Suppose I have a probability density function $\pi(x_1, \ldots, x_n)$, which is the density of a vector-valued random variable $X$ in $\mathbb{R}^n$. Assume that $\pi$ is strongly log-concave, i.e., the function $E(x_1, \ldots, x_n) = - \log \pi(x_1, \ldots, x_n)$ is strongly convex.

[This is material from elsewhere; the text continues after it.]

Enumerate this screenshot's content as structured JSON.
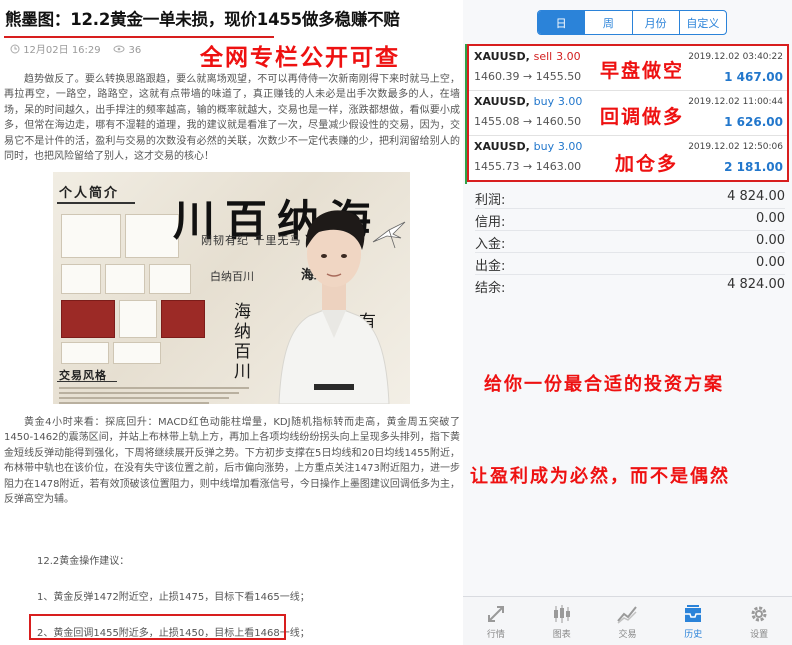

This implies that $\pi$ possesses a unique global maximum $$ (x_1^\star, \ldots, x_n^\star) = \operatorname{argmax}_{(x_1, \ldots, x_n)} \pi(x_1, \ldots, x_n). $$
Now, suppose that I look at the marginal density for any coordinate, e.g., $$ \pi(x_k) = \int_{\mathbb{R}^{n-1}} \pi(x_1, \ldots, x_n) dx_1 \cdots dx_{k-1} dx_{k+1} \cdots dx_n, $$ for any $1 \leq k \leq n$. We then know that the marginal density is also log-concave and possesses a unique maximizer (e.g., see here). Let the mode of this marginal be denoted by $$ x^\dagger_k = \operatorname{argmax}_{x_k} \pi(x_k). $$
Question: Under the assumption that the joint density $\pi(x_1, \ldots, x_n)$ is strongly log-concave, does the mode of the joint necessarily agree with the mode of the marginals? By "agree", I am meaning whether $$ x_k^\star = x_k^\dagger $$ for each $k$?
I will note that without the assumption of log-concavity, the answer to this question is no, as discussed here. I am asking whether assuming log-concavity makes this statement true.